Awareness is a big word in meditation circles. We all hope to awaken to a big "A" awareness of the great web being that transcends our grubby little lives. But what we have to work with is regular old little "a" awareness that is no more transcendent that the simple knowing that you are reading these words.
The Theravadans have a useful term for just what it is that we grapple with, "defilements." My mind wants to interpret that word as sin but the term actually refers to is the thinking process that distorts our sense of reality and makes us feel crazy. Being crazy is nothing more than the inability to distinguish our thinking from the awareness that we are thinking.
The crucial element of any thought is whether or not it is straining for some kind of resolution or being held harmless in a larger field of awareness. It is in this awareness that we find refuge. This very basic, bare awareness is so subtle that we barely notice it. We don't notice it because it is entirely neutral. That entirely neutral space is all we need to begin evaluating our thinking and understanding that thought is a useful and necessary but limited. It is difficult to understand because life inevitably hits each of us really hard. When it does we also inevitably, try to think of a way out of it. When we are left with nothing but pain and the awareness of pain, awareness seems like the thinnest of reeds upon which to hold faith.
Whether we know it or not, awareness is always doing its work. It allows us to continually move on from whatever compelling thought is dominating the mind so we can shift focus where it is needed.

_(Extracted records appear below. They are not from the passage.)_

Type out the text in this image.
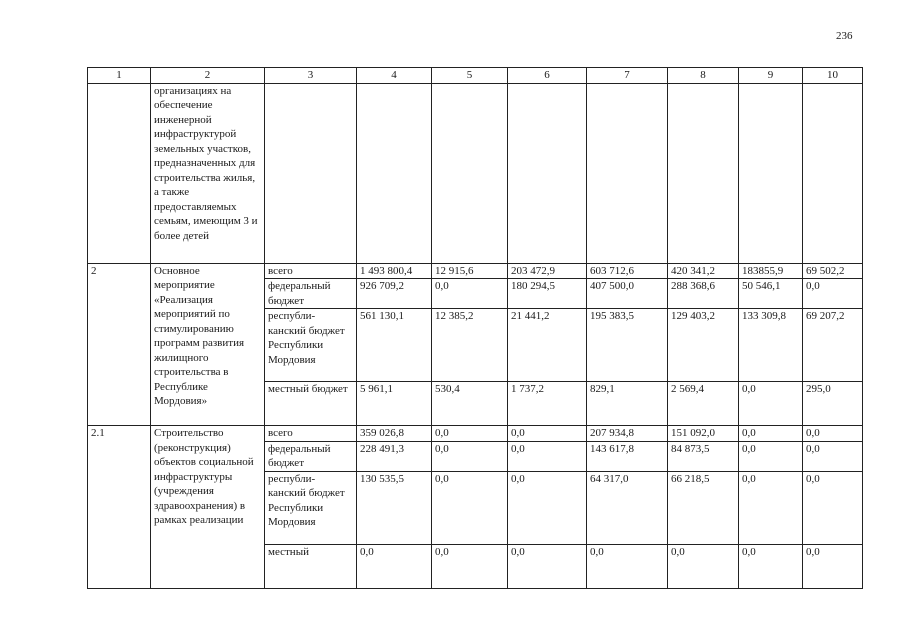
236
1	2	3	4	5	6	7	8	9	10
	организациях на обеспечение инженерной инфраструктурой земельных участков, предназначенных для строительства жилья, а также предоставляемых семьям, имеющим 3 и более детей								
2	Основное мероприятие «Реализация мероприятий по стимулированию программ развития жилищного строительства в Республике Мордовия»	всего	1 493 800,4	12 915,6	203 472,9	603 712,6	420 341,2	183855,9	69 502,2
		федеральный бюджет	926 709,2	0,0	180 294,5	407 500,0	288 368,6	50 546,1	0,0
		республи-канский бюджет Республики Мордовия	561 130,1	12 385,2	21 441,2	195 383,5	129 403,2	133 309,8	69 207,2
		местный бюджет	5 961,1	530,4	1 737,2	829,1	2 569,4	0,0	295,0
2.1	Строительство (реконструкция) объектов социальной инфраструктуры (учреждения здравоохранения) в рамках реализации	всего	359 026,8	0,0	0,0	207 934,8	151 092,0	0,0	0,0
		федеральный бюджет	228 491,3	0,0	0,0	143 617,8	84 873,5	0,0	0,0
		республи-канский бюджет Республики Мордовия	130 535,5	0,0	0,0	64 317,0	66 218,5	0,0	0,0
		местный	0,0	0,0	0,0	0,0	0,0	0,0	0,0
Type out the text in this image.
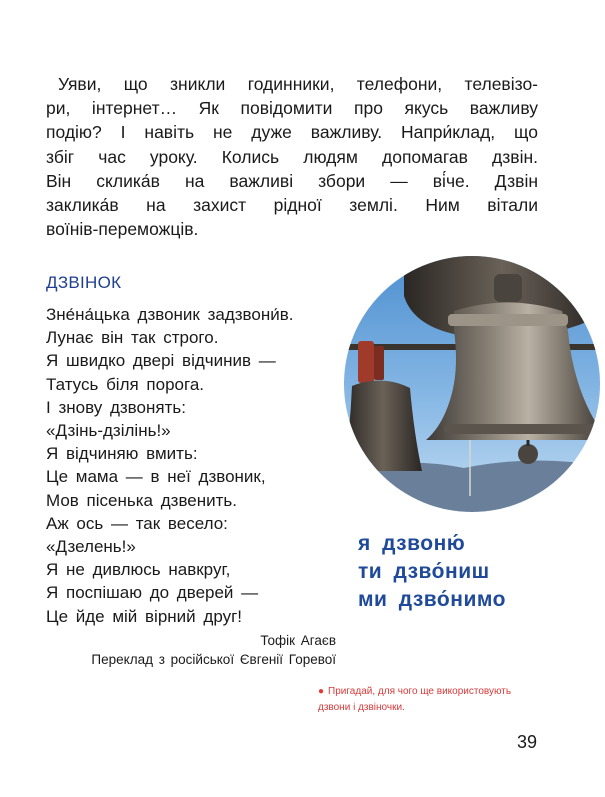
Уяви, що зникли годинники, телефони, телевізо-
ри, інтернет… Як повідомити про якусь важливу
подію? І навіть не дуже важливу. Напри́клад, що
збіг час уроку. Колись людям допомагав дзвін.
Він склика́в на важливі збори — ві́че. Дзвін
заклика́в на захист рідної землі. Ним вітали
воїнів-переможців.

ДЗВІНОК
Зне́на́цька дзвоник задзвони́в.
Лунає він так строго.
Я швидко двері відчинив —
Татусь біля порога.
І знову дзвонять:
«Дзінь-дзілінь!»
Я відчиняю вмить:
Це мама — в неї дзвоник,
Мов пісенька дзвенить.
Аж ось — так весело:
«Дзелень!»
Я не дивлюсь навкруг,
Я поспішаю до дверей —
Це йде мій вірний друг!
Тофік Агаєв
Переклад з російської Євгенії Горевої
я дзвоню́
ти дзво́ниш
ми дзво́нимо

● Пригадай, для чого ще використовують
дзвони і дзвіночки.

39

Meditation is a conscious process of utilizing awareness to balance too much thinking.
Turning the attention to the breath is the most fundamental meditation. The breath is natural, constant and it is calming. Attention to breathing is "shamatha meditation." Awareness of the breath diverts attention from obsessive thinking to the simple fact of being here in this present moment. The simple awareness of being creates an opening for "vipassana," the realization that the thinking we mistakenly believe to be a clear seeing of a truly awful reality is simply an infinitesimal part of one very vast, infinite moment.

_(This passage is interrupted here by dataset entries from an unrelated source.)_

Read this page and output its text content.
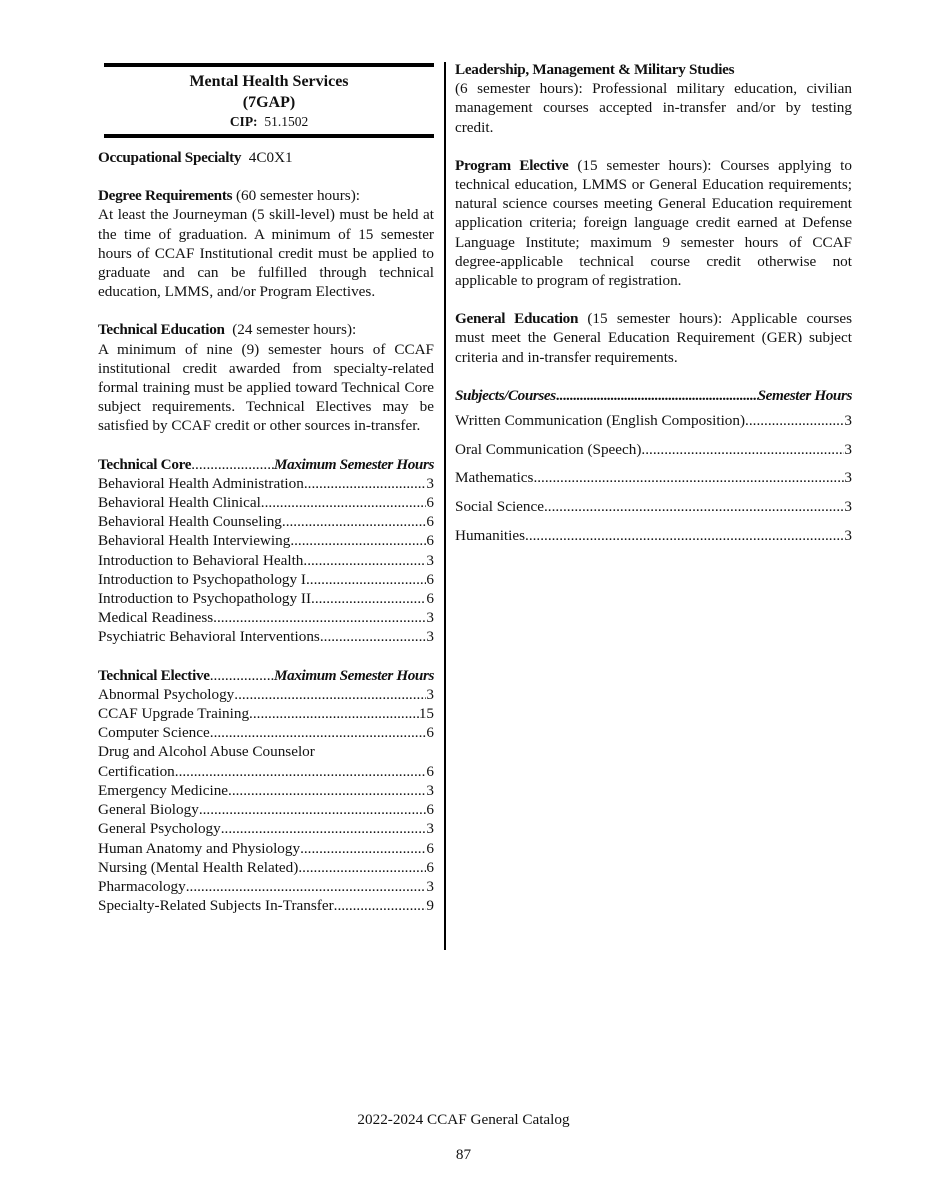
Mental Health Services
(7GAP)
CIP: 51.1502

Occupational Specialty 4C0X1

Degree Requirements (60 semester hours):

At least the Journeyman (5 skill-level) must be held at the time of graduation. A minimum of 15 semester hours of CCAF Institutional credit must be applied to graduate and can be fulfilled through technical education, LMMS, and/or Program Electives.

Technical Education (24 semester hours):

A minimum of nine (9) semester hours of CCAF institutional credit awarded from specialty-related formal training must be applied toward Technical Core subject requirements. Technical Electives may be satisfied by CCAF credit or other sources in-transfer.

Technical Core .....	Maximum Semester Hours
Behavioral Health Administration .....	3
Behavioral Health Clinical .....	6
Behavioral Health Counseling .....	6
Behavioral Health Interviewing .....	6
Introduction to Behavioral Health .....	3
Introduction to Psychopathology I .....	6
Introduction to Psychopathology II .....	6
Medical Readiness .....	3
Psychiatric Behavioral Interventions .....	3
Technical Elective .....	Maximum Semester Hours
Abnormal Psychology .....	3
CCAF Upgrade Training .....	15
Computer Science .....	6
Drug and Alcohol Abuse Counselor
Certification .....	6
Emergency Medicine .....	3
General Biology .....	6
General Psychology .....	3
Human Anatomy and Physiology .....	6
Nursing (Mental Health Related) .....	6
Pharmacology .....	3
Specialty-Related Subjects In-Transfer .....	9

Leadership, Management & Military Studies

(6 semester hours): Professional military education, civilian management courses accepted in-transfer and/or by testing credit.

Program Elective (15 semester hours): Courses applying to technical education, LMMS or General Education requirements; natural science courses meeting General Education requirement application criteria; foreign language credit earned at Defense Language Institute; maximum 9 semester hours of CCAF degree-applicable technical course credit otherwise not applicable to program of registration.

General Education (15 semester hours): Applicable courses must meet the General Education Requirement (GER) subject criteria and in-transfer requirements.

Subjects/Courses .....	Semester Hours
Written Communication (English Composition) .....	3
Oral Communication (Speech) .....	3
Mathematics .....	3
Social Science .....	3
Humanities .....	3
2022-2024 CCAF General Catalog
87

This takes courage, patience and time. Eventually, we realize that we always have a choice. We can be overwhelmed by thinking and be crazy or we can turn attention to the simple awareness that we are thinking and stay sane, uncomfortable perhaps, but sane.
And Shit Creek? Back in 1971 or so, I attended the Boulder, CO Whole Earth Fair and Holy Man jam. There was a guy running around Boulder back then everyone called Brother John. He had long hair, a beard, and a strange facility for speaking in King James English. He always went around shirtless and surrounded by girls. God, how I hated him. One day I found my self sitting behind Brother John at a lecture given by an Indian Swami. John got up to dispute some point the swami have made in a rant that and went on at great and, from what I recall, incoherent, length. When he was finished, the guy sitting next to him looked up and said, "That's bullshit!" Without missing a beat, John extended his hand toward the guy and replied, "Are you not aware my friend, that it is bullshit that makes the flowers grow." We all cracked up and the swami remarked that this was "the wisest thing he's said yet."